Buyer takeaway
Clarify the connector requirement
Compare product and solution paths
Prepare RFQ details before quotation
Nominal voltage is only the starting point
Define maximum operating voltage, transient conditions, circuit protection, grounding and customer electrical requirements. Two circuits with the same nominal voltage can still need different connector systems because load and environment differ.
12V vehicle circuits
Passenger-vehicle body, lighting, sensor, control and auxiliary circuits commonly use compact low-voltage connector systems. Selection still depends on current, terminal, sealing, temperature, wire and vehicle location.
24V commercial and off-highway circuits
Truck, bus and equipment projects can combine 24V power with harsh chassis, engine, lighting and control environments. Review longer harness runs, current, vibration, sealing, service conditions and customer standards.
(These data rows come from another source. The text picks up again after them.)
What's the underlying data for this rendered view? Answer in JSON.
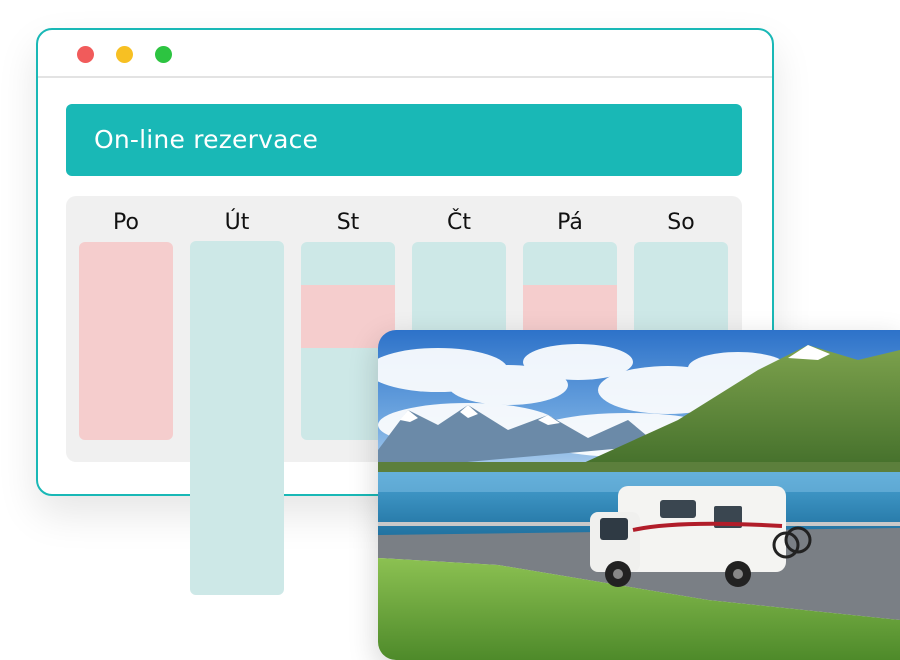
{
  "app": {
    "banner_title": "On-line rezervace"
  },
  "calendar": {
    "days": [
      {
        "label": "Po"
      },
      {
        "label": "Út"
      },
      {
        "label": "St"
      },
      {
        "label": "Čt"
      },
      {
        "label": "Pá"
      },
      {
        "label": "So"
      }
    ]
  },
  "colors": {
    "accent": "#19b8b6",
    "booked": "#f5cdcd",
    "available": "#cde8e7",
    "window_controls": [
      "#f15b5b",
      "#f7c023",
      "#2dc441"
    ]
  },
  "photo": {
    "subject": "camper-van-by-mountain-lake"
  }
}
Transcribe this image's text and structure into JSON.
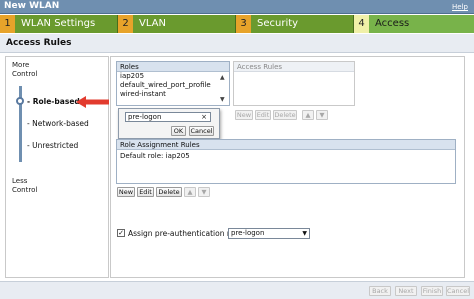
{
  "window": {
    "title": "New WLAN",
    "help_label": "Help"
  },
  "wizard": {
    "tabs": [
      {
        "num": "1",
        "label": "WLAN Settings"
      },
      {
        "num": "2",
        "label": "VLAN"
      },
      {
        "num": "3",
        "label": "Security"
      },
      {
        "num": "4",
        "label": "Access"
      }
    ],
    "active_tab": "Access"
  },
  "section": {
    "title": "Access Rules"
  },
  "slider": {
    "more_label": "More Control",
    "less_label": "Less Control",
    "options": [
      "- Role-based",
      "- Network-based",
      "- Unrestricted"
    ],
    "selected": "- Role-based"
  },
  "roles": {
    "header": "Roles",
    "items": [
      "iap205",
      "default_wired_port_profile",
      "wired-instant"
    ]
  },
  "access_rules": {
    "header": "Access Rules",
    "buttons": [
      "New",
      "Edit",
      "Delete",
      "▲",
      "▼"
    ]
  },
  "popup": {
    "input_value": "pre-logon",
    "clear_glyph": "×",
    "ok_label": "OK",
    "cancel_label": "Cancel"
  },
  "role_assignment": {
    "header": "Role Assignment Rules",
    "rows": [
      "Default role: iap205"
    ],
    "buttons": [
      "New",
      "Edit",
      "Delete",
      "▲",
      "▼"
    ]
  },
  "pre_auth": {
    "checked": true,
    "check_glyph": "✓",
    "label": "Assign pre-authentication role:",
    "selected_value": "pre-logon",
    "caret": "▼"
  },
  "footer": {
    "back_label": "Back",
    "next_label": "Next",
    "finish_label": "Finish",
    "cancel_label": "Cancel"
  },
  "colors": {
    "title_bar": "#6f8fb0",
    "tab_bar": "#6a9a2e",
    "tab_number": "#e7a32a",
    "arrow": "#e23b2e"
  }
}
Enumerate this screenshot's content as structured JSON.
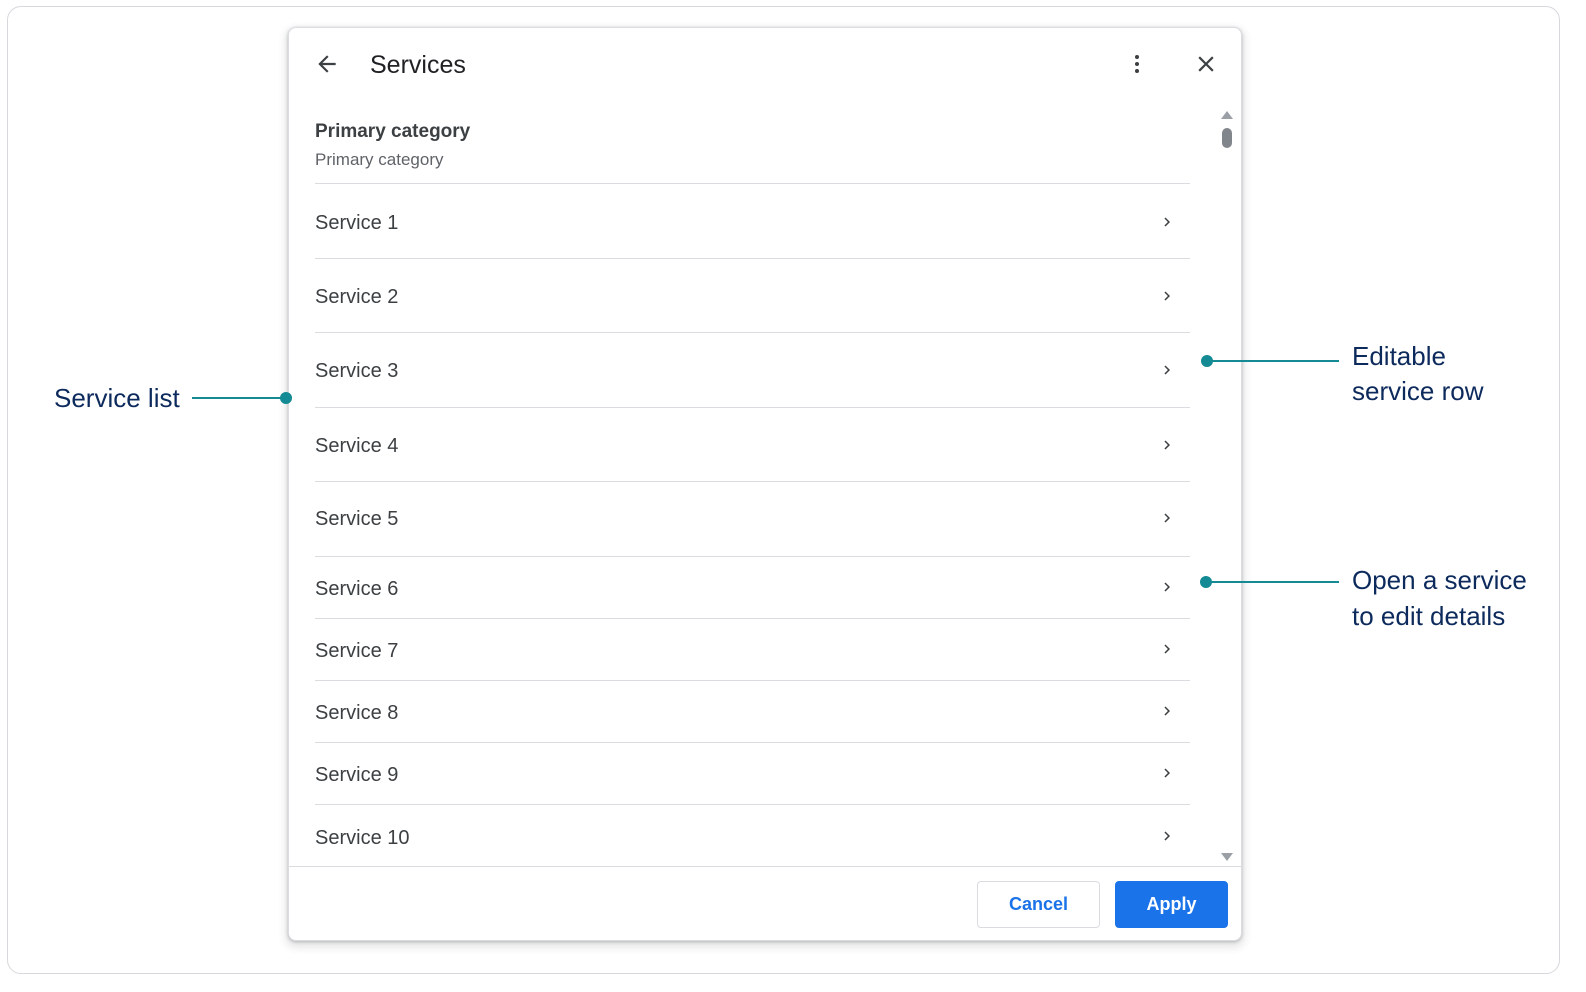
{
  "dialog": {
    "title": "Services",
    "section_title": "Primary category",
    "section_subtitle": "Primary category",
    "services": [
      "Service 1",
      "Service 2",
      "Service 3",
      "Service 4",
      "Service 5",
      "Service 6",
      "Service 7",
      "Service 8",
      "Service 9",
      "Service 10"
    ],
    "cancel_label": "Cancel",
    "apply_label": "Apply"
  },
  "callouts": {
    "service_list": "Service list",
    "editable_line1": "Editable",
    "editable_line2": "service row",
    "open_line1": "Open a service",
    "open_line2": "to edit details"
  },
  "icons": {
    "back": "arrow-back-icon",
    "menu": "more-vert-icon",
    "close": "close-icon",
    "row": "chevron-right-icon"
  },
  "colors": {
    "primary": "#1a73e8",
    "callout_accent": "#138a94",
    "callout_text": "#0d2a5c"
  }
}
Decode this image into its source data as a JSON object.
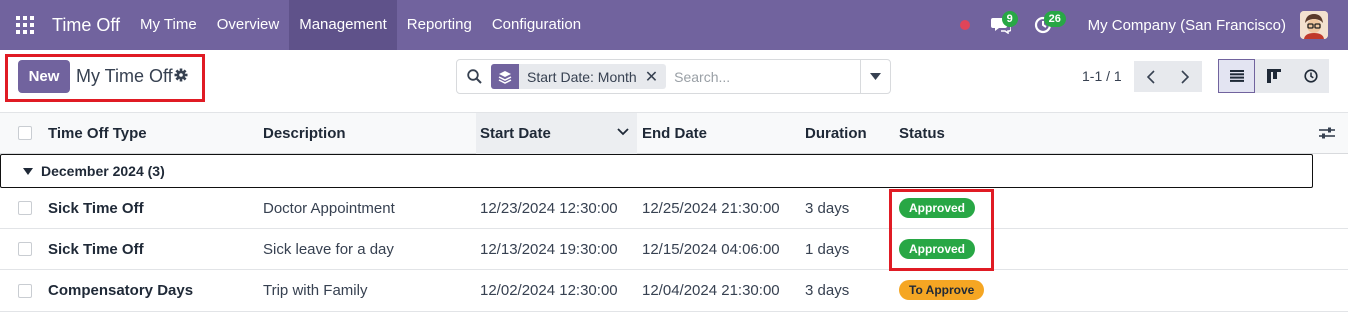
{
  "navbar": {
    "app_name": "Time Off",
    "menu": [
      {
        "label": "My Time"
      },
      {
        "label": "Overview"
      },
      {
        "label": "Management"
      },
      {
        "label": "Reporting"
      },
      {
        "label": "Configuration"
      }
    ],
    "active_menu": "Management",
    "messages_count": "9",
    "activities_count": "26",
    "company": "My Company (San Francisco)"
  },
  "control_panel": {
    "new_label": "New",
    "title": "My Time Off",
    "search": {
      "facet_label": "Start Date: Month",
      "placeholder": "Search..."
    },
    "pager": "1-1 / 1"
  },
  "table": {
    "columns": [
      "Time Off Type",
      "Description",
      "Start Date",
      "End Date",
      "Duration",
      "Status"
    ],
    "sorted_column": "Start Date",
    "group": {
      "label": "December 2024 (3)"
    },
    "rows": [
      {
        "type": "Sick Time Off",
        "description": "Doctor Appointment",
        "start": "12/23/2024 12:30:00",
        "end": "12/25/2024 21:30:00",
        "duration": "3 days",
        "status": "Approved"
      },
      {
        "type": "Sick Time Off",
        "description": "Sick leave for a day",
        "start": "12/13/2024 19:30:00",
        "end": "12/15/2024 04:06:00",
        "duration": "1 days",
        "status": "Approved"
      },
      {
        "type": "Compensatory Days",
        "description": "Trip with Family",
        "start": "12/02/2024 12:30:00",
        "end": "12/04/2024 21:30:00",
        "duration": "3 days",
        "status": "To Approve"
      }
    ]
  },
  "colors": {
    "brand": "#71639e",
    "approved": "#28a745",
    "to_approve": "#f5a623",
    "highlight": "#e01b24"
  }
}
48V mild-hybrid and auxiliary power
A 48V architecture can deliver more power and may introduce additional spacing, polarization, temperature-rise and protection requirements. Confirm the customer classification, color and touch-protection rules instead of assuming a universal treatment.
Comparison data for RFQ
Provide subsystem, nominal and maximum voltage, continuous/peak current, duty cycle, wire size, loaded circuits, environment, sealing, mating device and project test requirements. Use this data to compare complete interfaces.
FAQ
Common questions
Common procurement and engineering questions related to this topic.
Can the same connector family cover 12V, 24V and 48V?
Possibly, but only when voltage, current, spacing, temperature, environment, protection and customer requirements are satisfied for each application.
Is every 48V vehicle circuit treated as high voltage?
Classification and protection rules vary by customer and vehicle architecture. Follow the controlled project electrical and safety specification.